Friday, April 5, 2013 | 2:01 a.m.
Tom Keller’s comments in his letter, “Social Security needs to be fixed,” are in the right train but on the wrong track.
Social Security is not an entitlement. It is an annuity contract between the wage earner and the most responsible insurance company in the world, the U.S. government. From a person’s first earned dollar, he or she is contributing to a lifetime annuity. The obligation of that contract fulfillment is the responsibility of the insurance company (in this case the government). Social Security does not contribute one cent to the national debt; because the government borrowed the money from the trust fund, it is an obligation of the government just like Treasury notes, bills and bonds.

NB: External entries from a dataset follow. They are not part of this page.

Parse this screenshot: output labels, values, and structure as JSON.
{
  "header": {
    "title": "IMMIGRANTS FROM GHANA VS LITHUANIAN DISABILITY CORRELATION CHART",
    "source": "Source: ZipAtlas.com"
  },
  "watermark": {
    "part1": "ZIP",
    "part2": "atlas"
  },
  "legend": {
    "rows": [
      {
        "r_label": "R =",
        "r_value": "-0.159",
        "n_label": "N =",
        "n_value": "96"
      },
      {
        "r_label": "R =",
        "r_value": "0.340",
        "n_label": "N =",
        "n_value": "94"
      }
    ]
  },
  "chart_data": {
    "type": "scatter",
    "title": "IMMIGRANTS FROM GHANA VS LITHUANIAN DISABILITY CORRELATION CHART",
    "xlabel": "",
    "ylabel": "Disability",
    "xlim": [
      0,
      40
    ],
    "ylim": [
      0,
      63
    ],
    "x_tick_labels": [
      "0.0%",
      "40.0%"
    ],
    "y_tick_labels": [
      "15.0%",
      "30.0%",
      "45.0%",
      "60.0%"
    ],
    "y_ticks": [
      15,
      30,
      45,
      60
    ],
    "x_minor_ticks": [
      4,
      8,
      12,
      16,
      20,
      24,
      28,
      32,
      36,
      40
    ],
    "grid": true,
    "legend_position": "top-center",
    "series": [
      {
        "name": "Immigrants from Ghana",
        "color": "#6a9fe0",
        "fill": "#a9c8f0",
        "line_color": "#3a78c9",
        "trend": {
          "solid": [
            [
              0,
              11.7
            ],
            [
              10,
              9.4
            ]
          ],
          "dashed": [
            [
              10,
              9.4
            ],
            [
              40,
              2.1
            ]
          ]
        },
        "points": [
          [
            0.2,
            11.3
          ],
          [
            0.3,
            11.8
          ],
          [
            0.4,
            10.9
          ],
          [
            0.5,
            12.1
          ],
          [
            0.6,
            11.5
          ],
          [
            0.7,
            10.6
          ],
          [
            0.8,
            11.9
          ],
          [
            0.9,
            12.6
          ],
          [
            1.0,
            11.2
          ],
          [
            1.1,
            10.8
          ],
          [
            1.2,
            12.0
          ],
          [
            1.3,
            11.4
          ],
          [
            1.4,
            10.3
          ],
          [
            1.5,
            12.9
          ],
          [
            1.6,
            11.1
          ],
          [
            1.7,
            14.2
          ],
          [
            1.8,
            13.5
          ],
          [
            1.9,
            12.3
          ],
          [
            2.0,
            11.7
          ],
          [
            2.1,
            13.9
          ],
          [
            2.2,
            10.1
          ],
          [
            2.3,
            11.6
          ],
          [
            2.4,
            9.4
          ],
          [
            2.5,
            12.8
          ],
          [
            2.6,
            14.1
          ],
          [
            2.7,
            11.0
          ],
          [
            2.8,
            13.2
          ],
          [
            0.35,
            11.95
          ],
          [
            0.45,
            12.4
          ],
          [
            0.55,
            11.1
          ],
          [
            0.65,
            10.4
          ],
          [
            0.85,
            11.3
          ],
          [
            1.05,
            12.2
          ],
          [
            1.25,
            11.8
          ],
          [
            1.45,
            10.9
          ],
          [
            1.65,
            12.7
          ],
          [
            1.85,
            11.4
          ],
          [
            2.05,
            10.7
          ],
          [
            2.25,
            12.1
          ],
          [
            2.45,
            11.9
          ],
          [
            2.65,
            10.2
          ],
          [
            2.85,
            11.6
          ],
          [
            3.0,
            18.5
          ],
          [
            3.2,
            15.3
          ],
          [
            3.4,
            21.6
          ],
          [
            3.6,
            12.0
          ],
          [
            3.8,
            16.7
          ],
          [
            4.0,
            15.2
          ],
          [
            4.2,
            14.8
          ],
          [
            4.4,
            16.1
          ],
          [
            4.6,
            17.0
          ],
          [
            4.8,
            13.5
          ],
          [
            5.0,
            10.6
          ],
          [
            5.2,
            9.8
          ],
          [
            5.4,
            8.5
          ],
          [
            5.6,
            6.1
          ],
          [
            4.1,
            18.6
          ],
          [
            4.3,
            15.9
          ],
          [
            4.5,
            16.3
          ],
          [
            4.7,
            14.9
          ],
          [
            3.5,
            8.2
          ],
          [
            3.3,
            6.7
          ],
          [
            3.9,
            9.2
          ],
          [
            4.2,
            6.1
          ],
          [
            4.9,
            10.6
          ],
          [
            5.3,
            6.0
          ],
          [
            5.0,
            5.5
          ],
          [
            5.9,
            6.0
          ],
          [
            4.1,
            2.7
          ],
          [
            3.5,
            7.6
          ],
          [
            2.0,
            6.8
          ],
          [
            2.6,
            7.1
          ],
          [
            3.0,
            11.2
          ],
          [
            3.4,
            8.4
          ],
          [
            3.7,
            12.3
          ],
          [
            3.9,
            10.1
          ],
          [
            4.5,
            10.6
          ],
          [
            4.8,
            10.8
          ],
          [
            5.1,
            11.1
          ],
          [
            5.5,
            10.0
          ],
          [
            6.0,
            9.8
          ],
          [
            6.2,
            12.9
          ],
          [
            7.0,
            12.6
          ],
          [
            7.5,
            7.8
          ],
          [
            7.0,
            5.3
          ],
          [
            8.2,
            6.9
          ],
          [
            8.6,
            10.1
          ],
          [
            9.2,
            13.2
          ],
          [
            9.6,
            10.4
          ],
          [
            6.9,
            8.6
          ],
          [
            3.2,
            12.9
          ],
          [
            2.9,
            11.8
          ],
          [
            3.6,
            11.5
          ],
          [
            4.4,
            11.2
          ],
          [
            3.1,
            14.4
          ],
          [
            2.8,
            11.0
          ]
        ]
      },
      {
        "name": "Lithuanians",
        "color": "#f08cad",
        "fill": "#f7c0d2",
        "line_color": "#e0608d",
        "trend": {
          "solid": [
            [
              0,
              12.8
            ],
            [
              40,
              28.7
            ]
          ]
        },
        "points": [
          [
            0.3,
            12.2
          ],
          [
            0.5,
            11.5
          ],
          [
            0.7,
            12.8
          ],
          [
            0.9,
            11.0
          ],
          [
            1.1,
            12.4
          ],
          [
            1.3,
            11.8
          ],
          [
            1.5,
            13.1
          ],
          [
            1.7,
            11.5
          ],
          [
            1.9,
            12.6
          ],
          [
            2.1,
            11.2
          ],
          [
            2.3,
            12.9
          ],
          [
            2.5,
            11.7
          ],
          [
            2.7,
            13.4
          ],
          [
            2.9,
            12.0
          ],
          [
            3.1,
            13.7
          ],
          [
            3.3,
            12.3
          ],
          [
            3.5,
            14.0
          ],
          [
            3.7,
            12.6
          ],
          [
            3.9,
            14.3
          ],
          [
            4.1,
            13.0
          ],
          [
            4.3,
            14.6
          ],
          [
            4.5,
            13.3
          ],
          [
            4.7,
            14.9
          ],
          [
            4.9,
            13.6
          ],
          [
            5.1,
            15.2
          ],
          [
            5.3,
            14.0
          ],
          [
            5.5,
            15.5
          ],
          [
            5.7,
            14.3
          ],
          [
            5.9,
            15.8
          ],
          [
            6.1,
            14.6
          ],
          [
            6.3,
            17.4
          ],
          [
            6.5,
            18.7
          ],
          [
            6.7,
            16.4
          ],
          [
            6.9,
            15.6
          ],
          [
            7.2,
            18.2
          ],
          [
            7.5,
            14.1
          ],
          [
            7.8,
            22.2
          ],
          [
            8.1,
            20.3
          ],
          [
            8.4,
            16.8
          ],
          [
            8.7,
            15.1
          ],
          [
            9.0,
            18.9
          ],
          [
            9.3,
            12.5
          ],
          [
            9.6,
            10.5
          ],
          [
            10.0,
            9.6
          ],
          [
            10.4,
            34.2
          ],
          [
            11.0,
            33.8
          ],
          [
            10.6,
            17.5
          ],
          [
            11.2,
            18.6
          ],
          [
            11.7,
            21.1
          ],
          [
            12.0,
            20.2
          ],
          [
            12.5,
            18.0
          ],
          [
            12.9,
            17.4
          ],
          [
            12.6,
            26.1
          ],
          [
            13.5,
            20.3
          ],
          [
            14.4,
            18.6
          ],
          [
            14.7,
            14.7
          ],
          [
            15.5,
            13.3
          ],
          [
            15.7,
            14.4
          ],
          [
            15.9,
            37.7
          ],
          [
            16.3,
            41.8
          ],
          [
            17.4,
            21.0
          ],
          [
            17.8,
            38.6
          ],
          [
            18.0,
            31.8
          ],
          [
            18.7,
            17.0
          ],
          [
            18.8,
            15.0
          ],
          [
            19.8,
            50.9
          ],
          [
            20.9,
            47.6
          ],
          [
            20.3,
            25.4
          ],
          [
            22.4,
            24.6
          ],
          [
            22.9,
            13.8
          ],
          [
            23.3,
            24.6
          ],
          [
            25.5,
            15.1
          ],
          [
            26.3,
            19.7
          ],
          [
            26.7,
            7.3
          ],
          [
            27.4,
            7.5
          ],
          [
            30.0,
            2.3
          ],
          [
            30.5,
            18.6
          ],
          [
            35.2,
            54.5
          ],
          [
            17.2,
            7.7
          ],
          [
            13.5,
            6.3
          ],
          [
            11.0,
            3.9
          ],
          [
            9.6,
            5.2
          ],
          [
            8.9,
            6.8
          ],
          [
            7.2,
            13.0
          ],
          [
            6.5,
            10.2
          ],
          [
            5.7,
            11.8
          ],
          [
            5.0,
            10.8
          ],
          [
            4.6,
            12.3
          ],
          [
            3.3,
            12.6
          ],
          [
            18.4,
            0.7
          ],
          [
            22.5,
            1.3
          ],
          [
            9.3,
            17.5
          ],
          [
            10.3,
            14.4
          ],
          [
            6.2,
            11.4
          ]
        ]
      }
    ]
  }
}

Social Security is not in an immediate crisis to pay its obligation, since it is estimated to be 100 percent funded into the mid 2030s. One simple two-step solution to extend and fully fund Social Security for the foreseeable future, under current conditions, is to raise the annual payroll tax cap from $113,000 to $250,000 and increase the payroll tax 1 percent on each of the contributors’ sides.
Remember, Social Security is more than retirement; it provides aid to dependent children, survivor benefits and disability benefits (in many cases to veterans). If you question these benefits, check with Rep. Paul Ryan since he and his mother were the beneficiaries of these programs when his father died.
The author is the grass-roots national volunteer coordinator of the National Committee to Preserve Social Security and Medicare.